This section is from the book "A Treatise On Architecture And Building Construction Vol2: Masonry. Carpentry. Joinery", by The Colliery Engineer Co. Also available from Amazon: A Treatise On Architecture And Building Construction.
40. The proportions of the panels, and the details of the design of the panels and moldings of doors, are subject to great variation. The lock-rail, however, should always be in a position not too low for one to be able to reach the lock without stooping, nor too high for a person to grasp the knob without reaching. The standard height to the center of the knob of the lock has been fixed at 3 feet from the floor. The lock should be mortised into the stile between the tenons of the lock-rail, or immediately above them, in order not to destroy these tenons when the lock is inserted. A preferable method is to put in a lock-panel from 6 inches to 7 inches wide in place of the lock-rail; this is accomplished by practically cutting the lock-rail in two in the width and inserting a panel between the sections, as shown in Figs. 21 and 22.
41. The moldings around the panels of doors may be a simple ogee, worked on the edges of the stiles and rails, or they may be inserted in the angle between the edge of the stile or rail and the panel, as shown in Fig. 19, care being taken to see that the nails pass into the edges of the framing (and not into the panels), as suggested in the Figure.
42. In some foreign countries, and in certain localities of America, the stiles and rails of panel work are put together with dowels, as shown in Fig. 20. These dowels vary from 3/8 inch to 1 inch in diameter, according to the thickness of the wood to be united, but in any case they are considerably thicker than a mortise would be in the same material.

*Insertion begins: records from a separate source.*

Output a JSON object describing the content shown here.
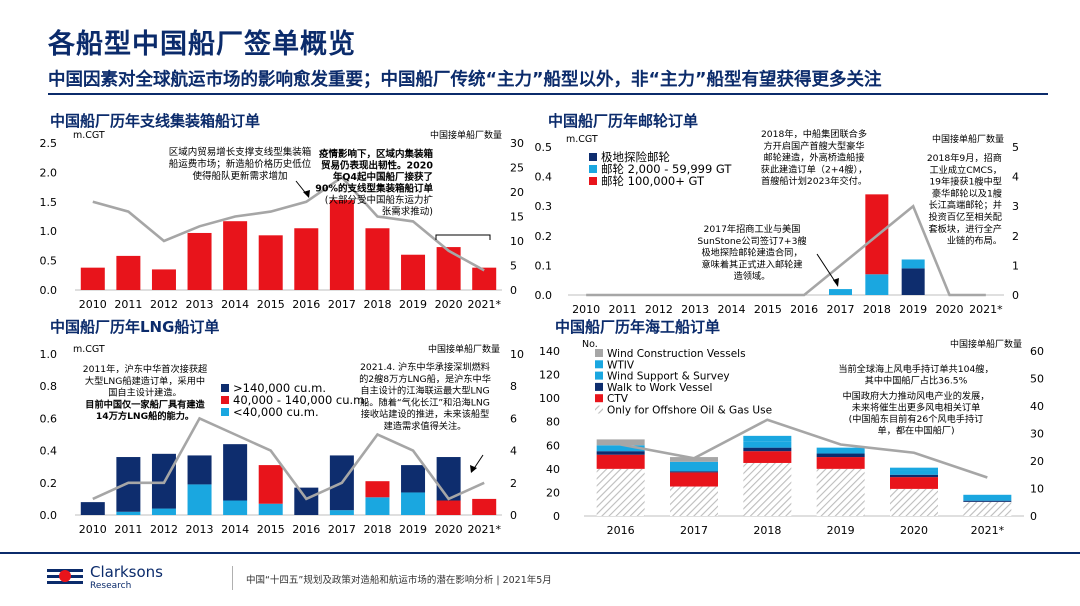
{
  "header": {
    "title": "各船型中国船厂签单概览",
    "subtitle": "中国因素对全球航运市场的影响愈发重要；中国船厂传统“主力”船型以外，非“主力”船型有望获得更多关注"
  },
  "footer": {
    "logo_name": "Clarksons",
    "logo_sub": "Research",
    "text": "中国“十四五”规划及政策对造船和航运市场的潜在影响分析 | 2021年5月"
  },
  "colors": {
    "navy": "#0b2b6b",
    "red": "#e8141b",
    "cyan": "#1aa7e0",
    "darknavy": "#0e2d6e",
    "grey_line": "#a6a6a6",
    "grey_bar": "#a6a6a6",
    "hatch": "#c8c8c8"
  },
  "chart_data": [
    {
      "id": "container",
      "type": "bar",
      "title": "中国船厂历年支线集装箱船订单",
      "left_unit": "m.CGT",
      "right_unit": "中国接单船厂数量",
      "categories": [
        "2010",
        "2011",
        "2012",
        "2013",
        "2014",
        "2015",
        "2016",
        "2017",
        "2018",
        "2019",
        "2020",
        "2021*"
      ],
      "left_ticks": [
        "0.0",
        "0.5",
        "1.0",
        "1.5",
        "2.0",
        "2.5"
      ],
      "right_ticks": [
        "0",
        "5",
        "10",
        "15",
        "20",
        "25",
        "30"
      ],
      "ylim": [
        0,
        2.5
      ],
      "y2lim": [
        0,
        30
      ],
      "bars": [
        0.38,
        0.58,
        0.35,
        0.97,
        1.17,
        0.93,
        1.05,
        1.53,
        1.05,
        0.6,
        0.73,
        0.38
      ],
      "line": [
        18,
        16,
        10,
        13,
        15,
        16,
        18,
        23,
        15,
        14,
        8,
        4
      ],
      "annotations": [
        "区域内贸易增长支撑支线型集装箱",
        "船运费市场；新造船价格历史低位",
        "使得船队更新需求增加",
        "疫情影响下，区域内集装箱",
        "贸易仍表现出韧性。2020",
        "年Q4起中国船厂接获了",
        "90%的支线型集装箱船订单",
        "(大部分受中国船东运力扩",
        "张需求推动)"
      ]
    },
    {
      "id": "cruise",
      "type": "bar",
      "title": "中国船厂历年邮轮订单",
      "left_unit": "m.CGT",
      "right_unit": "中国接单船厂数量",
      "categories": [
        "2010",
        "2011",
        "2012",
        "2013",
        "2014",
        "2015",
        "2016",
        "2017",
        "2018",
        "2019",
        "2020",
        "2021*"
      ],
      "left_ticks": [
        "0.0",
        "0.1",
        "0.2",
        "0.3",
        "0.4",
        "0.5"
      ],
      "right_ticks": [
        "0",
        "1",
        "2",
        "3",
        "4",
        "5"
      ],
      "ylim": [
        0,
        0.5
      ],
      "y2lim": [
        0,
        5
      ],
      "series": [
        {
          "name": "极地探险邮轮",
          "color": "#0e2d6e",
          "values": [
            0,
            0,
            0,
            0,
            0,
            0,
            0,
            0,
            0,
            0.09,
            0,
            0
          ]
        },
        {
          "name": "邮轮 2,000 - 59,999 GT",
          "color": "#1aa7e0",
          "values": [
            0,
            0,
            0,
            0,
            0,
            0,
            0,
            0.02,
            0.07,
            0.03,
            0,
            0
          ]
        },
        {
          "name": "邮轮 100,000+ GT",
          "color": "#e8141b",
          "values": [
            0,
            0,
            0,
            0,
            0,
            0,
            0,
            0,
            0.27,
            0,
            0,
            0
          ]
        }
      ],
      "line": [
        0,
        0,
        0,
        0,
        0,
        0,
        0,
        1,
        2,
        3,
        0,
        0
      ],
      "annotations": [
        "2018年，中船集团联合多",
        "方开启国产首艘大型豪华",
        "邮轮建造，外高桥造船接",
        "获此建造订单（2+4艘），",
        "首艘船计划2023年交付。",
        "2018年9月，招商",
        "工业成立CMCS，",
        "19年接获1艘中型",
        "豪华邮轮以及1艘",
        "长江高端邮轮；并",
        "投资百亿至相关配",
        "套板块，进行全产",
        "业链的布局。",
        "2017年招商工业与美国",
        "SunStone公司签订7+3艘",
        "极地探险邮轮建造合同，",
        "意味着其正式进入邮轮建",
        "造领域。"
      ]
    },
    {
      "id": "lng",
      "type": "bar",
      "title": "中国船厂历年LNG船订单",
      "left_unit": "m.CGT",
      "right_unit": "中国接单船厂数量",
      "categories": [
        "2010",
        "2011",
        "2012",
        "2013",
        "2014",
        "2015",
        "2016",
        "2017",
        "2018",
        "2019",
        "2020",
        "2021*"
      ],
      "left_ticks": [
        "0.0",
        "0.2",
        "0.4",
        "0.6",
        "0.8",
        "1.0"
      ],
      "right_ticks": [
        "0",
        "2",
        "4",
        "6",
        "8",
        "10"
      ],
      "ylim": [
        0,
        1.0
      ],
      "y2lim": [
        0,
        10
      ],
      "series": [
        {
          "name": "<40,000 cu.m.",
          "color": "#1aa7e0",
          "values": [
            0,
            0.02,
            0.04,
            0.19,
            0.09,
            0.07,
            0,
            0.03,
            0.11,
            0.14,
            0,
            0
          ]
        },
        {
          "name": "40,000 - 140,000 cu.m.",
          "color": "#e8141b",
          "values": [
            0,
            0,
            0,
            0,
            0,
            0.24,
            0,
            0,
            0.1,
            0,
            0.09,
            0.1
          ]
        },
        {
          "name": ">140,000 cu.m.",
          "color": "#0e2d6e",
          "values": [
            0.08,
            0.34,
            0.34,
            0.18,
            0.35,
            0,
            0.17,
            0.34,
            0,
            0.17,
            0.27,
            0
          ]
        }
      ],
      "line": [
        1,
        2,
        2,
        6,
        5,
        4,
        1,
        2,
        5,
        4,
        1,
        2
      ],
      "annotations": [
        "2011年，沪东中华首次接获超",
        "大型LNG船建造订单，采用中",
        "国自主设计建造。",
        "目前中国仅一家船厂具有建造",
        "14万方LNG船的能力。",
        "2021.4. 沪东中华承接深圳燃料",
        "的2艘8万方LNG船，是沪东中华",
        "自主设计的江海联运最大型LNG",
        "船。随着“气化长江”和沿海LNG",
        "接收站建设的推进，未来该船型",
        "建造需求值得关注。"
      ]
    },
    {
      "id": "offshore",
      "type": "bar",
      "title": "中国船厂历年海工船订单",
      "left_unit": "No.",
      "right_unit": "中国接单船厂数量",
      "categories": [
        "2016",
        "2017",
        "2018",
        "2019",
        "2020",
        "2021*"
      ],
      "left_ticks": [
        "0",
        "20",
        "40",
        "60",
        "80",
        "100",
        "120",
        "140"
      ],
      "right_ticks": [
        "0",
        "10",
        "20",
        "30",
        "40",
        "50",
        "60"
      ],
      "ylim": [
        0,
        140
      ],
      "y2lim": [
        0,
        60
      ],
      "series": [
        {
          "name": "Only for Offshore Oil & Gas Use",
          "color": "hatch",
          "values": [
            40,
            25,
            45,
            40,
            23,
            12
          ]
        },
        {
          "name": "CTV",
          "color": "#e8141b",
          "values": [
            12,
            12,
            10,
            10,
            10,
            0
          ]
        },
        {
          "name": "Walk to Work Vessel",
          "color": "#0e2d6e",
          "values": [
            3,
            1,
            3,
            3,
            2,
            1
          ]
        },
        {
          "name": "Wind Support & Survey",
          "color": "#1aa7e0",
          "values": [
            5,
            8,
            5,
            5,
            4,
            5
          ]
        },
        {
          "name": "WTIV",
          "color": "#1aa7e0",
          "values": [
            0,
            0,
            5,
            0,
            2,
            0
          ]
        },
        {
          "name": "Wind Construction Vessels",
          "color": "#a6a6a6",
          "values": [
            5,
            4,
            0,
            0,
            0,
            0
          ]
        }
      ],
      "line": [
        26,
        21,
        35,
        26,
        23,
        14
      ],
      "annotations": [
        "当前全球海上风电手持订单共104艘，",
        "其中中国船厂占比36.5%",
        "中国政府大力推动风电产业的发展，",
        "未来将催生出更多风电相关订单",
        "(中国船东目前有26个风电手持订",
        "单，都在中国船厂)"
      ]
    }
  ]
}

Along the edge of each dowel, a V-shaped groove is cut, as shown at a, to allow the air and surplus glue to escape when the parts are driven together.
43. Sliding doors differ from ordinary swing doors chiefly in the method of hanging them, and, as the strain of their parts is reduced or increased with the different methods, a corresponding alteration of the details of their framing is necessary. Fig. 21 (a) shows one of a pair of sliding doors, which is intended to be hung from the top, as the stile is not then subjected to as great a strain as when the door is hung on the side. Where a sliding door is hung with the patent stile hanger, which brings the entire weight upon the stile, particular attention must be given the mortises and tenons in the hanging stile to insure their perfect fit, as the slightest loosening would cause a sag in the door, which would prevent it from running smoothly.
In the plan of this door, shown at (b), the meeting rails of both doors are shown, and, as will be seen, the edges of the rail are worked to fit together in a shallow tongued-and-grooved joint. This preserves the alinement of the doors when closed, and tends to prevent the appearance of a slit, or crack, between them, as would be the case if they simply butted together.
In opening, the doors slide into a pocket built in the partition, as shown at d, the dotted lines c showing the position of the door when it is in the pocket. This pocket is framed and finished in the same manner as a simple studded partition, except that the studs are set in two rows with a space between them, at d, about 1 1/2 inches to 2 inches wider than the door is thick. The jambs of the door opening are then finished with a molded trim, which is let into the jamb, as shown at f", and is allowed to project over the end of the pocket to within 1/4 inch of the door. A stop is provided within the pocket d, to prevent the door from sliding too far into the opening. The hardware on the meeting stiles of the door must be sunk flush with the face of the stile, so that it will not prevent the door from sliding clearly into the pocket. Numerous sliding-door locks and catches are provided by the hardware dealers, made specially for this style of door.
44. Folding doors consist of a pair of single doors hinged on opposite sides of the opening, and provided with a stop-bead or rabbeted stile, so that they will close together in a tight joint at the middle of the opening. Fig. 22 shows a plan (a) and an elevation (b) of a pair of folding doors which are arranged to meet the requirements of the outside vestibule-entrance doors, or storm doors as they are sometimes termed, of a frame dwelling. When this form of door is used as an inside vestibule door or a direct-entrance door, the panels b, as shown at o in the section B", taken on the line B B' of the elevation, are usually of glass, but in the former case the transom only may be glazed, to admit light to the vestibule when both doors are closed. The sectional plan A" of the door is taken on the line A A', and shows the two lower panels at p. The framing of the stiles and rails of folding doors is precisely the same as for single swing doors, but the meeting rails must be rabbeted, as shown at c, so as to provide a stop against which the more frequently used door may close.
This rabbeted stop must be beveled off slightly on the inside, to give proper clearance to the outside angle of the door when it is opened. The amount of bevel necessary in order to accomplish this clearance is found by striking a circular are j k with a radius kl equal to the diagonal distance from the corner k of the door to be cleared to the center of the butt pin /, and with a center at the latter point.